Le Républicain lorrain : Le « geste politique » de Mario Rinaldi
Mario Rinaldi en pleine discussion avec une possible électrice : le discoursdu « camp des travailleurs » n'a pas eu vraiment d'accroche sur elle. Photo Karim SIARI
La tête de liste de Lutte ouvrière était à une entrée du marché de Metz-Borny, hier matin. Le parti d'extrême gauche a un positionnement particulier.
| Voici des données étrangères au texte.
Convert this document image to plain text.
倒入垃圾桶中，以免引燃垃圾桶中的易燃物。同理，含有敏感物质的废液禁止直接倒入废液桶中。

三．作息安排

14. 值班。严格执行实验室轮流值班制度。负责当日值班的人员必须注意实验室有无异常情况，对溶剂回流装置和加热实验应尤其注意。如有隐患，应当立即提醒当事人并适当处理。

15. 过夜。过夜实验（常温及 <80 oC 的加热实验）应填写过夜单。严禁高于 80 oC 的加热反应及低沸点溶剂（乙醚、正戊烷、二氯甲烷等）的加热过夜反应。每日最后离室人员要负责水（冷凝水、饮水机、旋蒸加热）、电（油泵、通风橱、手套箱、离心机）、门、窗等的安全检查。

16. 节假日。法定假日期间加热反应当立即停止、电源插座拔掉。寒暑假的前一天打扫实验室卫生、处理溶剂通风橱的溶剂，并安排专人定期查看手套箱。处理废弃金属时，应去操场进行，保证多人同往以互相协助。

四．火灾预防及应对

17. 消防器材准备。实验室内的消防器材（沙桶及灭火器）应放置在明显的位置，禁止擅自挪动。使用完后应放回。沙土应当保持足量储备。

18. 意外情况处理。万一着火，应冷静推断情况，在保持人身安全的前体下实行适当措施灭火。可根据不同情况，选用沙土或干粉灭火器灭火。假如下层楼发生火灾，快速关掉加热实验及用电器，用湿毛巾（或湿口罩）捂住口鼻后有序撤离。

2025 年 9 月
« Nous ne sommes pas là pour serrer des pognes. Nous venons proposer un geste politique. » Étienne Hodara est l'un des animateurs de la campagne de Lutte ouvrière. Il ne se voit pas parcourir les allées du marché de Metz-Borny, à dire bonjour à un peu tout le monde. Les membres du parti ont posé écriteaux et drapeaux à l'une des entrées, hier matin. Le ton est tout de suite donné : « Contre le chômage, interdiction des licenciements » est-il possible de lire sur un des écriteaux.
Lutte ouvrière mène volontairement une campagne plus générale. Elle parle peu des problèmes locaux avec ceux qui s'arrêtent. « Le problème de la population, c'est le chômage, les licenciements, arriver à joindre les deux bouts, énumère Mario Rinaldi. La municipalité n'a aucun pouvoir en la matière. » La tête de liste joue à domicile, elle habite le quartier.
L'ouvrier de chez Renault-Sovab n'a pas pris de vacances. Il travaille de nuit et vient faire campagne le jour. « La campagne, c'est 24 heures sur 24 », reconnaît-il. Il tend les tracts aux passants. Ils sont peu à les prendre. « Les gens ont beaucoup à dire sur la politique en elle-même, ajoute quand même la tête de liste. Ils sont pas mal écoeurés par les affaires. »
Une femme voilée s'arrête et engage la conversation : « Je suis Française et Messine. Je votais communiste. Mais là, je ne sais pas. » « Nous sommes communistes aussi, vous savez », tente Mario Rinaldi. Elle raconte comment sa décision de porter le voile lui a coûté pour son travail. Elle veut parler de ses préoccupations en tant que musulmane. « Lutte ouvrière est un parti athée », rappelle Étienne Hodara. La discussion prend vite une tournure polémique, bien loin des municipales.
« Très peu de personnes votent », observe encore la dame. « Vous croyez que le vote change quelque chose ? », demande patiemment Mario Rinaldi. Lutte ouvrière ne se fait guère d'illusions sur Metz. Tout au plus, le parti pourrait-il essayer d'avoir quelques conseillers municipaux, « pour être les yeux et les oreilles des travailleurs », précise Étienne Hodara. « Le pouvoir de décision, il n'y a que le maire qui l'a. »
« De toute façon, celui qui arrive au pouvoir, il ment toujours », lance un ancien militaire qui s'arrête pour discuter avec un autre colistier, Thierry Schulz.
Lutte ouvrière a vu aussi passer deux députés, Denis Jacquat et Marie-Jo Zimmermann, en pleine campagne eux aussi. La jovialité souriante de la droite se heurte à la froideur non dissimulée de l'extrême gauche. La candidate UMP s'éloigne dans les allées du marché... serrant les mains avec un plaisir non dissimulé.